Найти в Дзене

Кони детства моего

Оглавление

Вступление

В моем детстве было много счастья. Но не того, которым делятся с подружками. Счастья незаметного, слишком значительного, непостижимого, которое хранят тайно в сердце и проносят через всю жизнь.

Сон

Мне часто снится этот сон.

Я выбегаю из нашего большого дома, построенного отцом. Из дома, в котором отец вырубил целых 11 окон, чтобы много света вливалось в комнаты; из дома, в котором когда-то было шумно от споров братьев и было тихо, когда все разлетелись, как птенцы из гнезда. И стало вдруг смертельно тихо, когда… Выбегаю из дома и оглядываюсь. А его нет. Есть только пустырь и давно сгнившие тополя в бывшем палисаднике от подступающей все ближе сырости.

Я бегу огородными тропами туда, где находится конюшня. Перелажу через-какие заборы, обхожу завалы из почерневших от времени досок, пробираюсь через грязь. Но конюшни не нахожу. А она же была тут, сразу за огородами! А дальше расстилалось зеленое пастбище… Но нет коней. И нет избушки конюха дяди Матвея, в которой пахло как-то особенно – смолой, конским потом, железом, сыромятной кожей, свежей стружкой и травяным чаем.

Только ветер на голом, осеннем пастбище. И далеко в поле сливаются с дымкой силуэты конюха дяди Матвея и белого коня, уходящие на запад, туда, где по вечерам садится солнце.

Медленно просыпаюсь и в который раз осознаю, что на самом деле нет ничего. Стадо коней, пасущихся на лугу, осталось видением с края пронесшейся над страной бури в 90-х.

Кони за высоким забором

Конюшня находилась сразу за нашими огородами, на краю села. И я всегда с нетерпением ожидала вечера, когда все дела сделаны – дом прибран, рубахи постираны, грядки прополоты, огурцы политы, теленок наконец-то загнан во двор – и можно тихонько улепетнуть огородами к конюшне, зажав в кулачке комочек сахара.

В это время тихо на свете. Пылает вечерняя заря, темнеют в дальнем колке березы, и тень ложится на луг у еле видимых в сумерках кустов, где находится наш сенокосный участок. И щемящее чувство тоски вперемешку с радостью встречи рвется из груди вперед - к небу, к полю, к лошадям.
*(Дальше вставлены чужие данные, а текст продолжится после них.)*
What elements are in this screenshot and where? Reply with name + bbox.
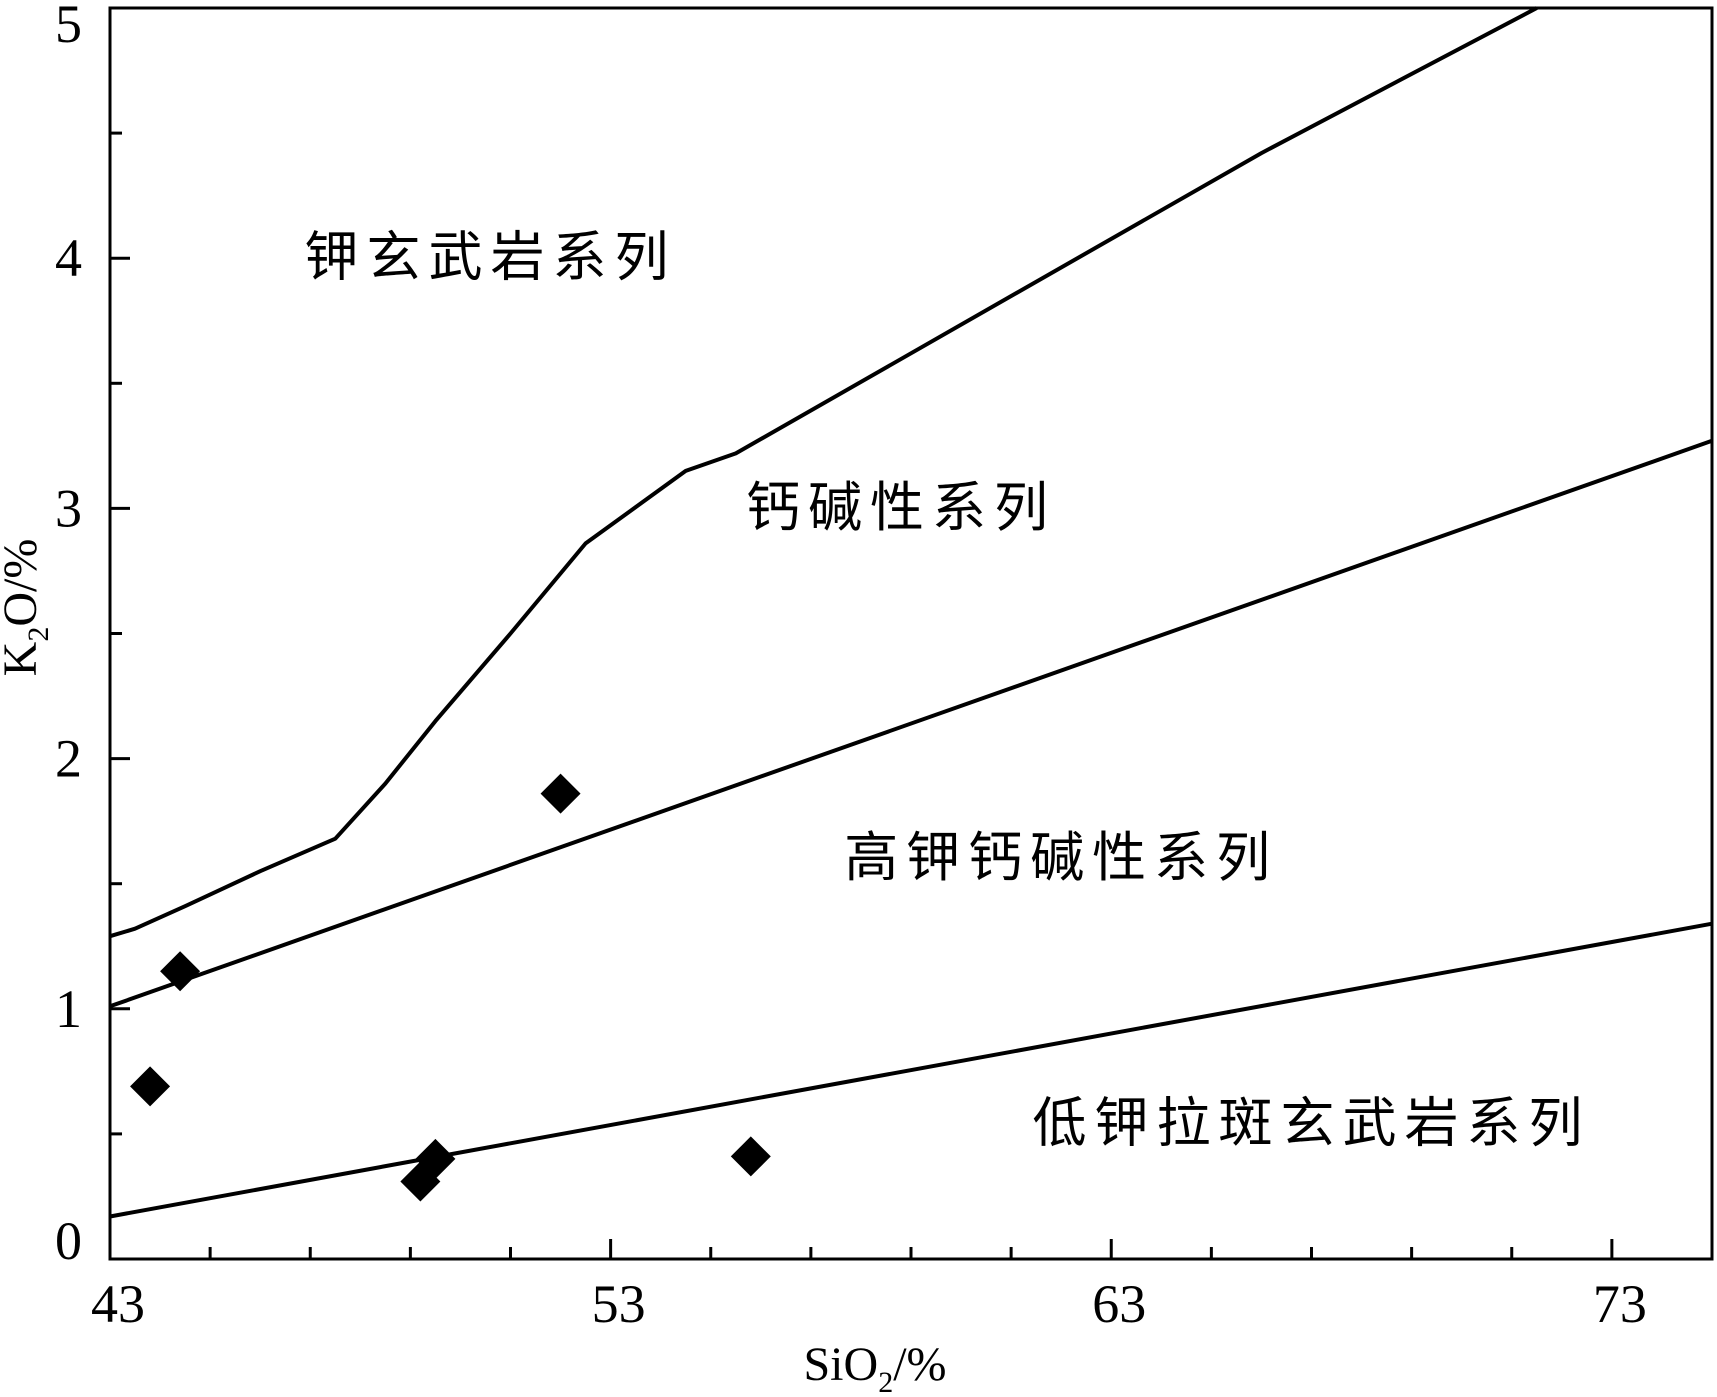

Я быстро бежала между картофельными рядами, чтобы никто не заметил, будто совершала тайное дело. Хотя, если серьезно, то дело это и было особо тайным, потому что никто не должен был знать, как трепетно в груди стучит сердечко, как я свечусь самой светлой, самой счастливой и одновременно слезной радостью от предвкушения встречи, как прячу в глазах какую-то непостижимую мне грусть, которая вместе с радостью рождают во мне великое единение с миром, с его необъятностью и с его тревожностью.

Тревожность эта, будто исходящая от неба, от разлитого вокруг пространства часто появлялась по вечерам и воронкой крутилась где-то повыше солнечного сплетения в моей груди. Я никому не могла рассказать об этой страшной тайне моей души, слабой, как одинокая тростинка, в бесконечно огромном мире. Надо было скорей унять эту тревожную, непонятную боль. И я бежала в предвкушении радостной встречи к коням - к их огромным, влажным, чистым и добрым глазам, к их теплым губам. К их сильным шеям, которые я могла погладить – прикоснуться к силе и мощи.
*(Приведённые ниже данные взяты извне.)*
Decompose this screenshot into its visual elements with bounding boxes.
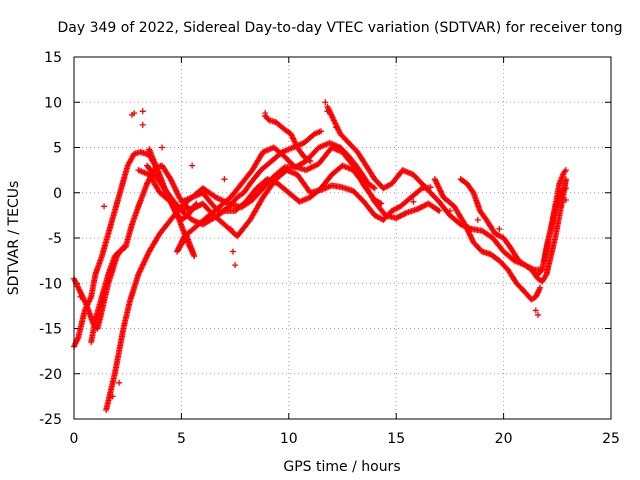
data-point [562,167,569,174]
data-point [402,210,409,217]
y-tick-label: -15 [39,322,62,338]
outlier-point [77,293,84,300]
y-tick-label: 15 [44,50,62,66]
data-point [562,185,569,192]
y-tick-label: 10 [44,95,62,111]
outlier-point [199,219,206,226]
series-track-14 [541,185,569,264]
data-point [427,184,434,191]
series-track-8 [178,128,325,216]
x-tick-label: 10 [280,431,298,447]
data-point [318,128,325,135]
series-track-12 [457,176,569,285]
series-track-3 [71,244,127,332]
data-point [436,207,443,214]
outlier-point [257,185,264,192]
outlier-point [534,311,541,318]
y-tick-labels: -25 -20 -15 -10 -5 0 5 10 15 [39,50,62,428]
data-point [307,158,314,165]
outlier-point [229,248,236,255]
x-tick-label: 0 [70,431,79,447]
outlier-point [562,196,569,203]
series-track-2 [88,162,200,346]
y-tick-label: -5 [48,231,62,247]
outlier-point [532,307,539,314]
outlier-point [262,110,269,117]
outlier-point [232,262,239,269]
outlier-point [376,201,383,208]
data-point [370,184,377,191]
y-tick-label: -25 [39,412,62,428]
y-tick-label: -10 [39,276,62,292]
outlier-point [101,203,108,210]
outlier-point [227,225,234,232]
data-point [434,206,441,213]
outlier-point [496,225,503,232]
series-track-11 [431,176,544,303]
x-tick-label: 20 [495,431,513,447]
data-point [119,245,126,252]
outlier-point [116,379,123,386]
outlier-point [139,108,146,115]
outlier-point [189,162,196,169]
x-tick-label: 25 [602,431,620,447]
x-tick-label: 15 [387,431,405,447]
y-tick-label: 5 [53,141,62,157]
x-axis-label: GPS time / hours [283,459,400,475]
x-tick-labels: 0 5 10 15 20 25 [70,431,620,447]
outlier-point [333,124,340,131]
y-axis-label: SDTVAR / TECUs [6,181,22,296]
outlier-point [94,311,101,318]
data-point [371,185,378,192]
outlier-point [139,121,146,128]
outlier-point [221,176,228,183]
data-point [417,186,424,193]
outlier-point [322,99,329,106]
data-points [71,99,569,413]
outlier-point [109,393,116,400]
y-tick-label: 0 [53,186,62,202]
outlier-point [474,216,481,223]
outlier-point [410,198,417,205]
outlier-point [159,144,166,151]
data-point [537,284,544,291]
y-tick-label: -20 [39,367,62,383]
data-point [120,244,127,251]
outlier-point [446,207,453,214]
outlier-point [131,110,138,117]
data-point [305,157,312,164]
outlier-point [324,108,331,115]
outlier-point [264,115,271,122]
chart-title: Day 349 of 2022, Sidereal Day-to-day VTE… [57,20,622,36]
x-tick-label: 5 [177,431,186,447]
plot-frame [73,56,612,420]
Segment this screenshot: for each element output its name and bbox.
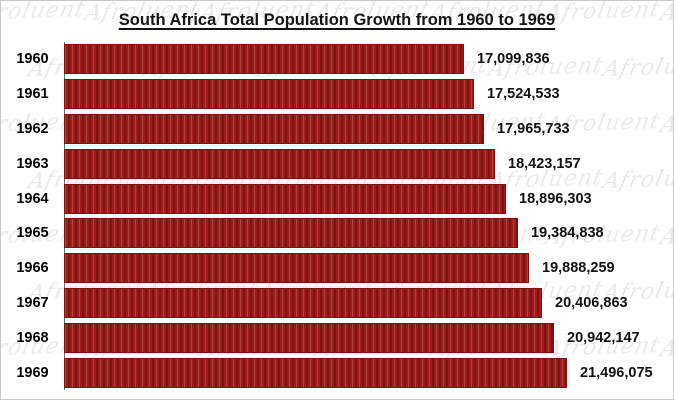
bar-row: 1964 18,896,303 — [1, 181, 673, 216]
bar-row: 1960 17,099,836 — [1, 42, 673, 77]
population-bar — [64, 253, 529, 284]
population-bar — [64, 183, 506, 214]
bar-track: 19,888,259 — [64, 251, 673, 286]
year-label: 1963 — [16, 155, 49, 172]
population-bar — [64, 79, 474, 110]
population-bar — [64, 148, 495, 179]
bar-track: 17,965,733 — [64, 112, 673, 147]
year-label: 1965 — [16, 225, 49, 242]
value-label: 20,942,147 — [567, 329, 640, 346]
population-bar — [64, 322, 554, 353]
year-label: 1961 — [16, 86, 49, 103]
bar-row: 1963 18,423,157 — [1, 146, 673, 181]
y-axis-line — [64, 42, 65, 390]
value-label: 18,423,157 — [508, 155, 581, 172]
bar-row: 1965 19,384,838 — [1, 216, 673, 251]
bar-row: 1968 20,942,147 — [1, 320, 673, 355]
bar-track: 17,524,533 — [64, 77, 673, 112]
bar-row: 1962 17,965,733 — [1, 112, 673, 147]
value-label: 19,384,838 — [531, 225, 604, 242]
value-label: 18,896,303 — [519, 190, 592, 207]
bar-row: 1961 17,524,533 — [1, 77, 673, 112]
bar-track: 18,896,303 — [64, 181, 673, 216]
value-label: 17,965,733 — [497, 120, 570, 137]
year-label: 1964 — [16, 190, 49, 207]
year-label: 1962 — [16, 120, 49, 137]
year-label: 1967 — [16, 294, 49, 311]
year-label: 1969 — [16, 364, 49, 381]
value-label: 19,888,259 — [542, 260, 615, 277]
population-bar — [64, 218, 518, 249]
bar-track: 18,423,157 — [64, 146, 673, 181]
chart-title: South Africa Total Population Growth fro… — [118, 11, 556, 29]
bar-track: 17,099,836 — [64, 42, 673, 77]
bar-rows: 1960 17,099,836 1961 17,524,533 1962 17,965,7… — [1, 42, 673, 390]
bar-track: 21,496,075 — [64, 355, 673, 390]
value-label: 17,524,533 — [487, 86, 560, 103]
value-label: 21,496,075 — [580, 364, 653, 381]
bar-track: 20,406,863 — [64, 286, 673, 321]
bar-chart: 1960 17,099,836 1961 17,524,533 1962 17,965,7… — [1, 42, 673, 390]
year-label: 1966 — [16, 260, 49, 277]
year-label: 1960 — [16, 51, 49, 68]
population-bar — [64, 44, 464, 75]
population-bar — [64, 113, 484, 144]
bar-row: 1966 19,888,259 — [1, 251, 673, 286]
population-bar — [64, 357, 567, 388]
bar-row: 1969 21,496,075 — [1, 355, 673, 390]
year-label: 1968 — [16, 329, 49, 346]
population-bar — [64, 287, 542, 318]
value-label: 20,406,863 — [555, 294, 628, 311]
bar-track: 19,384,838 — [64, 216, 673, 251]
bar-track: 20,942,147 — [64, 320, 673, 355]
bar-row: 1967 20,406,863 — [1, 286, 673, 321]
value-label: 17,099,836 — [477, 51, 550, 68]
Возле конюшни я оглядывалась, чтобы никого не было на тропинке, и залазила на высоченный забор, наверное, раза в два выше меня. Держась руками за доски, заглядывала в загон. Так морды коней были на уровне моего лица. Они поворачивали ко мне головы, прядали ушами, фыркали. Я протягивала ладошку с сахаром. Какой-нибудь большущий конь подходил ко мне, и у меня замирало сердчишко. Желание прикоснуться к сильному, красивому животному, вздрагивающему мышцами, было непреодолимым. И я осторожно гладила его по щеке, трогала жесткую гриву. Он смотрел на меня фиолетовыми глазами в обрамлении длинных ресниц и, дохнув в лицо, мягко брал губами белый кусочек. А я завороженно смотрела в темные омуты глаз и была в эти минуты всех счастливей на свете.

Мои вечерние похождения заметил папа. И, увидев в руке кусочек сахара, сказал, что лошадям лучше не давать сахар, а угостить морковкой или кусочками репы. А так хотелось дать коняшке что-то повкуснее, например, хлебушек. И отец сказал, что хлеб можно давать, но совсем немного.

Фонтаны на лугу

Все мои пятеро братьев были старше меня. И один из них – Коля – какое-то время был пастухом. Хотя пастухами мы бывали в селе все поочередно, даже меня отправляли иногда на пастбище, чтобы присмотреть за табуном домашней живности.

А Коля какое-то время пас табун лошадей. Днем я на велосипеде увозила ему приготовленный обед. Иногда мне разрешали брать огромного гнедого коня, если он был свободен, чтобы увезти обед.

Лето стояло жаркое. Над полями и над рекой Исетью висело марево, скрывая дальние горизонты. Но на пастбище, где паслись лошади, было весело и свежо от летящих брызгами фонтанов из поливальных установок, которые были расположены по периметру и поперек пастбища. В мельчайших, разлетающихся каплях воды сияло множество маленьких солнц и разноцветно светились радуги. В этом блеске и сиянии на изумрудной траве резвились тонконогие жеребята.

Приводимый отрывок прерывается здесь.